Question 3 (20 points)
In the United States, roughly \(29\%\) of white drivers get stopped by police compared to roughly \(42\%\) of non-white drivers. Of white drivers who are stopped by police, \(25\%\) have illegal contraband, while \(28\%\) of stopped non-white drivers have illegal contraband.
Let \(C\) be the event of a driver possessing contraband, \(W\) be the event of the driver being white, and \(S\) being the event of the driver getting stopped by the police. Suppose that the probability of contraband found among non-stopped drivers is equal across both racial groups.
What values of the probability of contraband among non-stopped drivers would imply the probability of contraband among whites is higher than contraband among non-whites in general?
Suppose you are asked to find whether there is (and if there is, how much) racial bias in who is stopped by the police. You use the following measure to quantify racial discrimination: \(P(S|C,W^c) - P(S|C,W)\). The reasoning for this measure is as follows: if there is no racial bias in police stops, we might expect that \(S \perp W \ | \ C\). This would mean given that if the driver is actually carrying contraband, their race should not update the probability of a police choosing to stop them. To show that this false – that race update the probability of a stop – we need to simply show that this measure is equal to zero. In English, it can be interpreted as, ``the increase in probability of getting stopped if a contraband carrier is not white’’.

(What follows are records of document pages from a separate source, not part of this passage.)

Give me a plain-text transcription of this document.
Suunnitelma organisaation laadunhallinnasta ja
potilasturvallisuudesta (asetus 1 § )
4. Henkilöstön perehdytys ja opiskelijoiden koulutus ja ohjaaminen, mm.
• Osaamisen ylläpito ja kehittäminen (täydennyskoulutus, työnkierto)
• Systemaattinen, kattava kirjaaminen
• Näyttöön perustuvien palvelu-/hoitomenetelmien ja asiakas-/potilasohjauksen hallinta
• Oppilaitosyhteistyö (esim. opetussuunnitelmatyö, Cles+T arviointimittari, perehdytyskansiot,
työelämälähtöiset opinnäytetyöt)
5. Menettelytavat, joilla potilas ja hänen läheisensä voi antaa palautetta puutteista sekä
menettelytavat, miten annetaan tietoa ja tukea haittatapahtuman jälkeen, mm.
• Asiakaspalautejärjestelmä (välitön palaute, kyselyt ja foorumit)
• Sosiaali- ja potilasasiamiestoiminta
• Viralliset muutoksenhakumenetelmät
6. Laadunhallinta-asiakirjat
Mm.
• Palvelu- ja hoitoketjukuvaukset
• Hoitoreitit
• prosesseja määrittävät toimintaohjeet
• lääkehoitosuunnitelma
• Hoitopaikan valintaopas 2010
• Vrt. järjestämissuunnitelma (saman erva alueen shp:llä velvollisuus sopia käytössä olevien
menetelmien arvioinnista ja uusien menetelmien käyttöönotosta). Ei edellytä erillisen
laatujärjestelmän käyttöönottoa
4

Assuming that the rates of contraband in the population are independent of race, plot and interpret possible bounds for this measure using the information provided in this problem. Hint: use Bayes’ Rule and compute the bounds using R. Hint part 2: let \(x = P(C|W^c,S^c) = P(C|W, S^c)\).
Question 4
Suppose that, in advance of the 2024 presidential election, you know that Pennsylvania and Georgia are pure toss-ups between the Democratic and Republican candidates and are independent of each other. Let \(X\) be the number of states the Republican candidate wins of the two. What are the PMF anf CDF of \(X\)?
Now suppose that you are interested in local elections. Two counties are looking to elect a sheriff, but these elections are not toss-ups - in one, the Republican candidate has a 65% chance of winning, while in the other, the Republican candidate has a 40% chance of winning. Again, the two sheriff’s races are independent from each other. Let \(Y\) by the number of elections the Republican candidate wins of the two. What are the PMF and CDF of \(Y\)?

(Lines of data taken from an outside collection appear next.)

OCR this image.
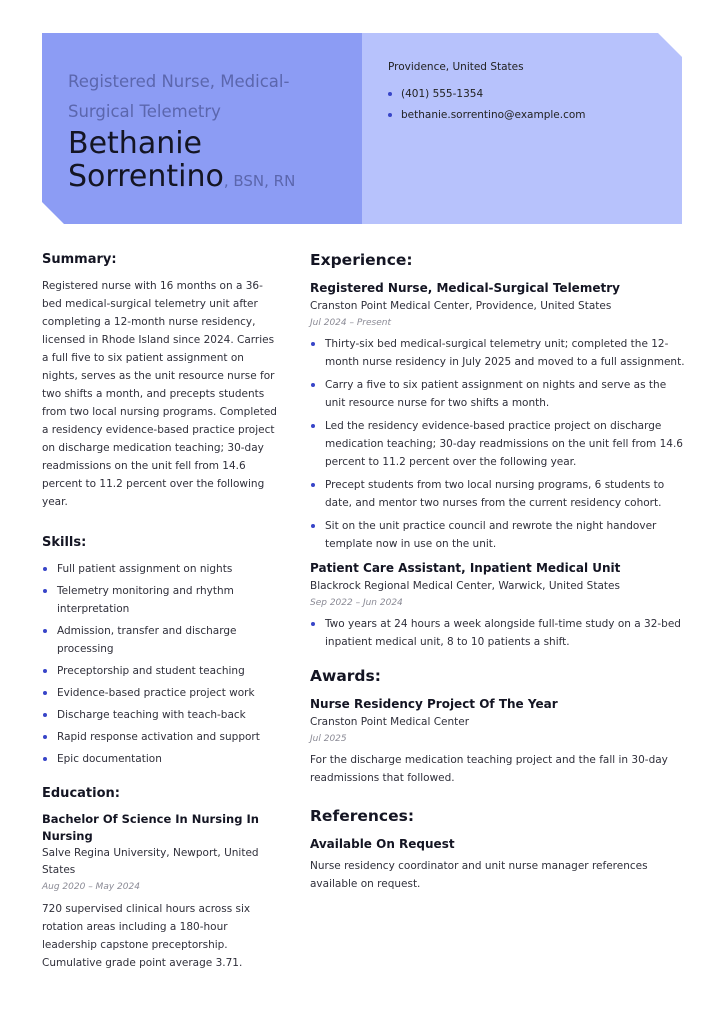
Registered Nurse, Medical-Surgical Telemetry
Bethanie
Sorrentino, BSN, RN
Providence, United States
(401) 555-1354
bethanie.sorrentino@example.com
Summary:

Registered nurse with 16 months on a 36-bed medical-surgical telemetry unit after completing a 12-month nurse residency, licensed in Rhode Island since 2024. Carries a full five to six patient assignment on nights, serves as the unit resource nurse for two shifts a month, and precepts students from two local nursing programs. Completed a residency evidence-based practice project on discharge medication teaching; 30-day readmissions on the unit fell from 14.6 percent to 11.2 percent over the following year.

Skills:
Full patient assignment on nights
Telemetry monitoring and rhythm interpretation
Admission, transfer and discharge processing
Preceptorship and student teaching
Evidence-based practice project work
Discharge teaching with teach-back
Rapid response activation and support
Epic documentation
Education:
Bachelor Of Science In Nursing In Nursing
Salve Regina University, Newport, United States
Aug 2020 – May 2024

720 supervised clinical hours across six rotation areas including a 180-hour leadership capstone preceptorship. Cumulative grade point average 3.71.

Experience:
Registered Nurse, Medical-Surgical Telemetry
Cranston Point Medical Center, Providence, United States
Jul 2024 – Present
Thirty-six bed medical-surgical telemetry unit; completed the 12-month nurse residency in July 2025 and moved to a full assignment.
Carry a five to six patient assignment on nights and serve as the unit resource nurse for two shifts a month.
Led the residency evidence-based practice project on discharge medication teaching; 30-day readmissions on the unit fell from 14.6 percent to 11.2 percent over the following year.
Precept students from two local nursing programs, 6 students to date, and mentor two nurses from the current residency cohort.
Sit on the unit practice council and rewrote the night handover template now in use on the unit.
Patient Care Assistant, Inpatient Medical Unit
Blackrock Regional Medical Center, Warwick, United States
Sep 2022 – Jun 2024
Two years at 24 hours a week alongside full-time study on a 32-bed inpatient medical unit, 8 to 10 patients a shift.
Awards:
Nurse Residency Project Of The Year
Cranston Point Medical Center
Jul 2025

For the discharge medication teaching project and the fall in 30-day readmissions that followed.

References:
Available On Request

Nurse residency coordinator and unit nurse manager references available on request.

Finally suppose that you know the joint PMF of \(X\) and \(Y\), \(P(X = x, Y = y)\), to be as follows:
Are \(X\) and \(Y\) independent?
Question 5 (26 points)
You are a player on a basketball team in your town. Your team has 10 players in total. In the coming season, there will be \(n\) games in total, and each game is considered as independent. The probability of winning one game is 0.6. If you win a game, your team gains 5,000 dollars as a team. The team distributes the money evenly among 10 players. What is the PMF of the amount of money each can gain in the coming season?
Whereas the coming season has \(n\) games, the subsequent season will have \(m\) games. Again, each game is played independently, and the probability of winning one game is 0.6. What is the PMF of the number of games that the team wins in the coming two seasons combined?
Let \(W_1 \sim Bin(n, 0.6)\) and \(W_2 \sim Bin(m, 0.6)\), where \(W_1\) is the number of games that your team wins in the first season, and \(W_2\) is the number of games that your team wins in the second season. You can think of \(W_1\) and \(W_2\) as independent of each other. You wonder if the numbers of games your team wins in the two seasons are different and take the difference between the two: \(W_1 - W_2\). A friend of yours who is interested in statistics tells you that \(W_1 - W_2\) is a Binomial random variable since it is the difference between two Binomial random variables. Is it true? Explain.